Their best win is Marquette, a team that could be labeled as a disappointment, ranking 42nd in Pomeroy's ratings and 108th in the RPI.
Matta has had two other teams go undefeated in non-conference play during his time at Ohio State (2005-06 and 2010-11), beating up on schedules that weren't exactly stacked. Those two teams at least had one win apiece against teams that ended up in the top 25 of Pomeroy's rankings, however.
The other two OSU teams, in case you were wondering, ended up losing in the Sweet 16.
Previous Power Ranking: 5
The opponent (New Orleans) was not good on Saturday, so there's not a lot to take from Michigan State's blowout win. But it was a good sign for the Spartans that Keith Appling broke out of a mini-slump. It might have even been good timing to play a lesser foe for Appling's confidence.
Appling had averaged six points and three assists in the previous two games, and he went for 27 points and eight assists with just one turnover on Saturday. Since Appling is arguably the most important Spartan, it could not have worked out any better, as the final primer before Big Ten play begins on Tuesday at Penn State.
Previous Power Ranking: 3
At this point a year ago (12 games in), the Cowboys were averaging 71.8 points per game and 1.08 points per possession. Those numbers this year are 86.4 and 1.20, respectively.
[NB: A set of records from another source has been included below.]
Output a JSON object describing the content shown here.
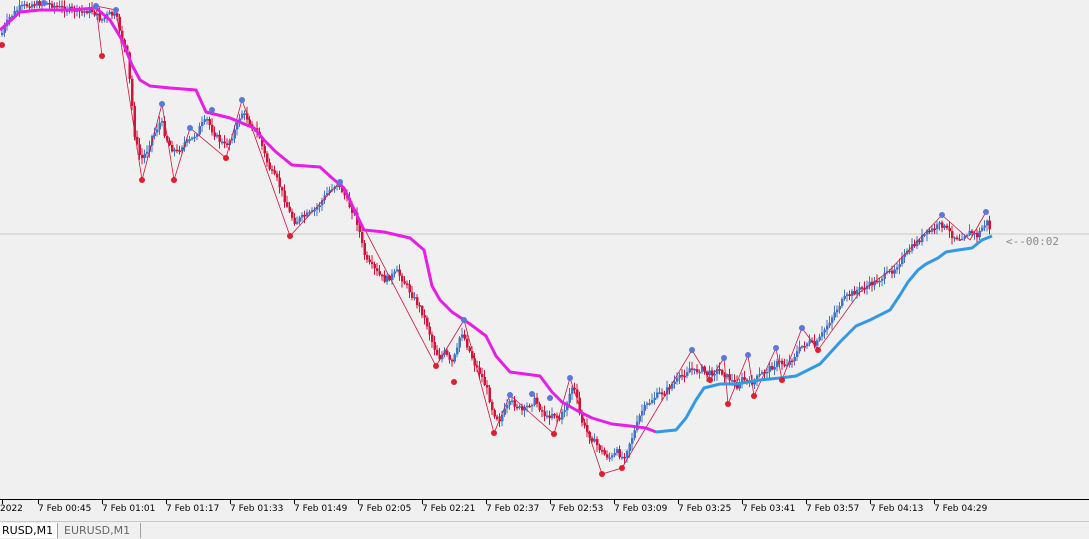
{
  "chart_data": {
    "type": "candlestick",
    "bull_color": "#4472c4",
    "bear_color": "#d2143c",
    "price_line_color": "#c8c8c8",
    "trail_upper_color": "#e61ee6",
    "trail_lower_color": "#3399e6",
    "x_ticks": [
      "2022",
      "7 Feb 00:45",
      "7 Feb 01:01",
      "7 Feb 01:17",
      "7 Feb 01:33",
      "7 Feb 01:49",
      "7 Feb 02:05",
      "7 Feb 02:21",
      "7 Feb 02:37",
      "7 Feb 02:53",
      "7 Feb 03:09",
      "7 Feb 03:25",
      "7 Feb 03:41",
      "7 Feb 03:57",
      "7 Feb 04:13",
      "7 Feb 04:29"
    ],
    "countdown": "<--00:02",
    "close_path": [
      [
        0,
        35
      ],
      [
        8,
        18
      ],
      [
        18,
        8
      ],
      [
        30,
        4
      ],
      [
        45,
        3
      ],
      [
        60,
        8
      ],
      [
        72,
        10
      ],
      [
        80,
        12
      ],
      [
        90,
        10
      ],
      [
        100,
        20
      ],
      [
        108,
        14
      ],
      [
        115,
        16
      ],
      [
        120,
        35
      ],
      [
        126,
        55
      ],
      [
        130,
        95
      ],
      [
        134,
        140
      ],
      [
        140,
        160
      ],
      [
        146,
        150
      ],
      [
        150,
        138
      ],
      [
        156,
        128
      ],
      [
        160,
        120
      ],
      [
        164,
        135
      ],
      [
        170,
        148
      ],
      [
        176,
        152
      ],
      [
        182,
        144
      ],
      [
        190,
        140
      ],
      [
        196,
        132
      ],
      [
        200,
        125
      ],
      [
        206,
        120
      ],
      [
        212,
        132
      ],
      [
        218,
        140
      ],
      [
        224,
        146
      ],
      [
        230,
        138
      ],
      [
        236,
        125
      ],
      [
        240,
        112
      ],
      [
        246,
        118
      ],
      [
        252,
        128
      ],
      [
        258,
        135
      ],
      [
        262,
        150
      ],
      [
        266,
        162
      ],
      [
        270,
        172
      ],
      [
        276,
        180
      ],
      [
        282,
        195
      ],
      [
        288,
        212
      ],
      [
        294,
        222
      ],
      [
        300,
        218
      ],
      [
        306,
        215
      ],
      [
        312,
        212
      ],
      [
        318,
        205
      ],
      [
        324,
        196
      ],
      [
        330,
        188
      ],
      [
        336,
        184
      ],
      [
        342,
        192
      ],
      [
        348,
        205
      ],
      [
        354,
        215
      ],
      [
        358,
        230
      ],
      [
        362,
        250
      ],
      [
        366,
        262
      ],
      [
        372,
        268
      ],
      [
        378,
        275
      ],
      [
        384,
        280
      ],
      [
        390,
        276
      ],
      [
        396,
        272
      ],
      [
        402,
        280
      ],
      [
        408,
        290
      ],
      [
        414,
        300
      ],
      [
        420,
        310
      ],
      [
        426,
        325
      ],
      [
        432,
        345
      ],
      [
        438,
        358
      ],
      [
        444,
        352
      ],
      [
        450,
        365
      ],
      [
        456,
        350
      ],
      [
        460,
        330
      ],
      [
        464,
        340
      ],
      [
        468,
        350
      ],
      [
        474,
        365
      ],
      [
        480,
        375
      ],
      [
        486,
        390
      ],
      [
        492,
        412
      ],
      [
        498,
        420
      ],
      [
        504,
        410
      ],
      [
        510,
        402
      ],
      [
        516,
        406
      ],
      [
        522,
        412
      ],
      [
        528,
        404
      ],
      [
        534,
        400
      ],
      [
        540,
        410
      ],
      [
        546,
        418
      ],
      [
        552,
        412
      ],
      [
        558,
        420
      ],
      [
        564,
        408
      ],
      [
        568,
        395
      ],
      [
        572,
        385
      ],
      [
        576,
        400
      ],
      [
        580,
        420
      ],
      [
        586,
        432
      ],
      [
        592,
        440
      ],
      [
        598,
        448
      ],
      [
        604,
        455
      ],
      [
        610,
        458
      ],
      [
        616,
        452
      ],
      [
        622,
        458
      ],
      [
        628,
        444
      ],
      [
        634,
        430
      ],
      [
        640,
        412
      ],
      [
        646,
        405
      ],
      [
        652,
        398
      ],
      [
        658,
        394
      ],
      [
        664,
        392
      ],
      [
        670,
        385
      ],
      [
        676,
        380
      ],
      [
        682,
        375
      ],
      [
        688,
        368
      ],
      [
        694,
        372
      ],
      [
        700,
        368
      ],
      [
        706,
        374
      ],
      [
        712,
        372
      ],
      [
        718,
        370
      ],
      [
        724,
        375
      ],
      [
        730,
        380
      ],
      [
        736,
        386
      ],
      [
        742,
        378
      ],
      [
        748,
        384
      ],
      [
        754,
        380
      ],
      [
        760,
        374
      ],
      [
        766,
        370
      ],
      [
        772,
        366
      ],
      [
        778,
        362
      ],
      [
        784,
        365
      ],
      [
        790,
        360
      ],
      [
        796,
        352
      ],
      [
        802,
        345
      ],
      [
        808,
        342
      ],
      [
        814,
        346
      ],
      [
        820,
        336
      ],
      [
        826,
        325
      ],
      [
        832,
        315
      ],
      [
        838,
        305
      ],
      [
        844,
        298
      ],
      [
        850,
        294
      ],
      [
        856,
        290
      ],
      [
        862,
        288
      ],
      [
        868,
        285
      ],
      [
        874,
        282
      ],
      [
        880,
        278
      ],
      [
        886,
        274
      ],
      [
        892,
        270
      ],
      [
        898,
        262
      ],
      [
        904,
        256
      ],
      [
        910,
        248
      ],
      [
        916,
        242
      ],
      [
        922,
        236
      ],
      [
        928,
        232
      ],
      [
        934,
        228
      ],
      [
        940,
        224
      ],
      [
        946,
        230
      ],
      [
        952,
        236
      ],
      [
        958,
        238
      ],
      [
        964,
        234
      ],
      [
        970,
        232
      ],
      [
        976,
        236
      ],
      [
        982,
        226
      ],
      [
        986,
        222
      ],
      [
        990,
        232
      ]
    ],
    "trail_upper": [
      [
        0,
        30
      ],
      [
        20,
        12
      ],
      [
        40,
        10
      ],
      [
        70,
        10
      ],
      [
        96,
        8
      ],
      [
        110,
        20
      ],
      [
        122,
        40
      ],
      [
        132,
        65
      ],
      [
        140,
        80
      ],
      [
        150,
        86
      ],
      [
        170,
        88
      ],
      [
        196,
        90
      ],
      [
        206,
        112
      ],
      [
        230,
        118
      ],
      [
        254,
        128
      ],
      [
        264,
        140
      ],
      [
        276,
        152
      ],
      [
        292,
        165
      ],
      [
        320,
        167
      ],
      [
        332,
        178
      ],
      [
        344,
        188
      ],
      [
        352,
        205
      ],
      [
        364,
        230
      ],
      [
        384,
        232
      ],
      [
        410,
        238
      ],
      [
        424,
        250
      ],
      [
        432,
        286
      ],
      [
        440,
        300
      ],
      [
        452,
        312
      ],
      [
        470,
        324
      ],
      [
        486,
        336
      ],
      [
        496,
        356
      ],
      [
        510,
        372
      ],
      [
        540,
        376
      ],
      [
        552,
        392
      ],
      [
        562,
        402
      ],
      [
        576,
        410
      ],
      [
        592,
        418
      ],
      [
        612,
        424
      ],
      [
        630,
        426
      ],
      [
        646,
        428
      ],
      [
        656,
        432
      ]
    ],
    "trail_lower": [
      [
        656,
        432
      ],
      [
        676,
        430
      ],
      [
        686,
        418
      ],
      [
        696,
        400
      ],
      [
        704,
        388
      ],
      [
        720,
        384
      ],
      [
        736,
        384
      ],
      [
        760,
        380
      ],
      [
        780,
        378
      ],
      [
        796,
        376
      ],
      [
        808,
        370
      ],
      [
        820,
        364
      ],
      [
        840,
        342
      ],
      [
        856,
        326
      ],
      [
        870,
        320
      ],
      [
        890,
        310
      ],
      [
        900,
        295
      ],
      [
        908,
        282
      ],
      [
        918,
        270
      ],
      [
        926,
        264
      ],
      [
        938,
        258
      ],
      [
        946,
        252
      ],
      [
        958,
        250
      ],
      [
        972,
        248
      ],
      [
        982,
        240
      ],
      [
        992,
        236
      ]
    ],
    "fractal_highs": [
      [
        44,
        3
      ],
      [
        96,
        6
      ],
      [
        116,
        10
      ],
      [
        162,
        104
      ],
      [
        190,
        128
      ],
      [
        212,
        110
      ],
      [
        242,
        100
      ],
      [
        340,
        182
      ],
      [
        464,
        320
      ],
      [
        510,
        395
      ],
      [
        532,
        394
      ],
      [
        550,
        398
      ],
      [
        570,
        378
      ],
      [
        692,
        350
      ],
      [
        724,
        358
      ],
      [
        748,
        355
      ],
      [
        776,
        348
      ],
      [
        802,
        328
      ],
      [
        942,
        215
      ],
      [
        986,
        212
      ]
    ],
    "fractal_lows": [
      [
        2,
        45
      ],
      [
        102,
        56
      ],
      [
        142,
        180
      ],
      [
        174,
        180
      ],
      [
        226,
        158
      ],
      [
        290,
        236
      ],
      [
        436,
        366
      ],
      [
        454,
        382
      ],
      [
        494,
        433
      ],
      [
        554,
        434
      ],
      [
        602,
        474
      ],
      [
        622,
        468
      ],
      [
        710,
        380
      ],
      [
        728,
        404
      ],
      [
        754,
        396
      ],
      [
        782,
        380
      ],
      [
        818,
        350
      ]
    ],
    "zigzag_red": [
      [
        102,
        56
      ],
      [
        96,
        6
      ],
      [
        116,
        10
      ],
      [
        142,
        180
      ],
      [
        162,
        104
      ],
      [
        174,
        180
      ],
      [
        190,
        128
      ],
      [
        226,
        158
      ],
      [
        242,
        100
      ],
      [
        290,
        236
      ],
      [
        340,
        182
      ],
      [
        436,
        366
      ],
      [
        464,
        320
      ],
      [
        494,
        433
      ],
      [
        510,
        395
      ],
      [
        554,
        434
      ],
      [
        570,
        378
      ],
      [
        602,
        474
      ],
      [
        622,
        468
      ],
      [
        692,
        350
      ],
      [
        710,
        380
      ],
      [
        724,
        358
      ],
      [
        728,
        404
      ],
      [
        748,
        355
      ],
      [
        754,
        396
      ],
      [
        776,
        348
      ],
      [
        782,
        380
      ],
      [
        802,
        328
      ],
      [
        818,
        350
      ],
      [
        860,
        292
      ],
      [
        888,
        272
      ],
      [
        942,
        215
      ],
      [
        970,
        240
      ],
      [
        986,
        212
      ]
    ]
  },
  "tabs": [
    "RUSD,M1",
    "EURUSD,M1"
  ]
}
Oklahoma State became relevant last year because of its defense, influenced heavily by Marcus Smart. That defense hasn't gone anywhere—it's still elite—and the offense has caught up. The Cowboys are only one win better at this point compared to last year, but wins and losses doesn't tell the whole story of how much they've improved.
Previous Power Ranking: 4
Syracuse is now the top-rated offense in the country in Pomeroy's adjusted offensive efficiency, and the backcourt has played a huge role in that climb.
Trevor Cooney has been unreal from deep. He's made 50.6 percent of his threes and has made five threes in six of the last eight games. C.J. Fair has also been a consistent scorer. But the MVP for the Orange might just be freshman point guard Tyler Ennis.
Ennis scored 20 points, had two assists and committed no turnovers in the team's win on Saturday against Villanova. He's yet to have more than two turnovers in a game. This is a good time to remind everyone again that HE'S A FRESHMAN.
Ennis' ability to consistently get his team a good shot in the half court by creating off the dribble for himself and others has taken Syracuse's half-court offense from good last year (0.845 points per possession, according to Synergy) to excellent this year (0.964 points per possession).
Previous Power Ranking: 1
Arizona's length—the front line goes 7'0", 6'9" and 6'8"—is so imposing that opponents are wary to even attack the rim. On Monday, Northern Arizona didn't even attempt one shot at the rim, according to play-by-play data.
Not one dunk. Not one layup.
For the season, Arizona's opponents are attempting only 17 percent of their attempts at the rim, per Hoop-Math.com, and Iowa State is the only team in the country limiting opponents to a lower percentage of attempts. It's no coincidence that both of those teams are undefeated. It's hard to score consistently on jumpers alone.
Arizona's perimeter defense deserves some of the credit, but seeing all that size in the paint has to cause some hesitancy.